O espetáculo foi escrito em 2007 pelo libanês-canadense Wajdi Mouawad (1968), com colaboração de Benoit Vermeulen. O título original foi Assoiffés (em francês, “com sede”) e a tradução para o português é de Angela Leite Lopes. Desde 2016 diretor do Théâtre National de la Colline, em Paris, ele é o dramaturgo da aclamada Incêndios (2003). O texto foi sucesso no Brasil em 2014 com Marieta Severo encabeçando o elenco ao lado de Felipe de Carolis, produtor tanto de Incêndios quanto também de Céus (2016) e de Sede, trilogia de Mouawad montada por Carolis no Brasil.

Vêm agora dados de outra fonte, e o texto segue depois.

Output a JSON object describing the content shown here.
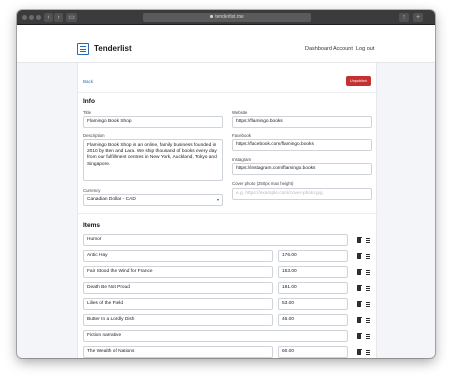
{
  "browser": {
    "url": "tenderlist.me"
  },
  "nav": {
    "brand": "Tenderlist",
    "links": [
      "Dashboard",
      "Account",
      "Log out"
    ]
  },
  "toolbar": {
    "back_label": "Back",
    "unpublish_label": "Unpublish"
  },
  "info": {
    "heading": "Info",
    "title_label": "Title",
    "title_value": "Flamingo Book Shop",
    "description_label": "Description",
    "description_value": "Flamingo Book Shop is an online, family business founded in 2010 by Ben and Lara. We ship thousand of books every day from our fulfillment centres in New York, Auckland, Tokyo and Singapore.",
    "currency_label": "Currency",
    "currency_value": "Canadian Dollar - CAD",
    "website_label": "Website",
    "website_value": "https://flamingo.books",
    "facebook_label": "Facebook",
    "facebook_value": "https://facebook.com/flamingo.books",
    "instagram_label": "Instagram",
    "instagram_value": "https://instagram.com/flamingo.books",
    "cover_label": "Cover photo (250px max height)",
    "cover_placeholder": "e.g. https://example.com/cover-photo.jpg"
  },
  "items": {
    "heading": "Items",
    "rows": [
      {
        "name": "Humor",
        "price": ""
      },
      {
        "name": "Antic Hay",
        "price": "176.00"
      },
      {
        "name": "Fair Stood the Wind for France",
        "price": "153.00"
      },
      {
        "name": "Death Be Not Proud",
        "price": "181.00"
      },
      {
        "name": "Lilies of the Field",
        "price": "53.00"
      },
      {
        "name": "Butter In a Lordly Dish",
        "price": "46.00"
      },
      {
        "name": "Fiction narrative",
        "price": ""
      },
      {
        "name": "The Wealth of Nations",
        "price": "60.00"
      }
    ]
  },
  "icons": {
    "trash": "trash-icon",
    "drag": "drag-handle-icon"
  }
}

Sede traz o antropólogo forense Boone (Marcelo Várzea). Este é incumbido de determinar a causa da morte do jovem estudante Sylvain Murdoch (Felipe de Carolis). O rapaz não encontra mais razão de viver, e o antropólogo o conheceu no passado.
O corpo do jovem é encontrado no fundo de um lago, abraçado à sua jovem musa Noruega (Luna Martinelli), outra cujo sentido da vida parece ter sucumbido.
Teria Murdoch morrido por acidente ao patinar no gelo e cair nas gélidas águas ou foi um suicídio? Nesta difícil missão de estabelecer o fato, o investigador acaba indo ao encontro das expectativas frustradas de seu próprio passado juvenil e passando sua própria vida a limpo.
A obra é uma grande metáfora sobre não deixar a feiúra emergir de dentro de nós,. Ela coloca em perspectiva o que fazemos com aquilo que fomos ou sonhamos um dia. É óbvio que a existência impõe seu ritmo e suas necessidades, mas, a questão parece ser: como não nos violentarmos por completo diante do jogo da vida?
O texto de Mouawad aposta em monólogos narrativos dos três personagens e praticamente ignora a ação, o que pode fazer em alguns momentos que a atenção do espectador se disperse durante os quase 100 minutos de espetáculo. Afinal, não trata-se de um espetáculo fácil de ser digerido. Muito pelo contrário. É uma peça densa.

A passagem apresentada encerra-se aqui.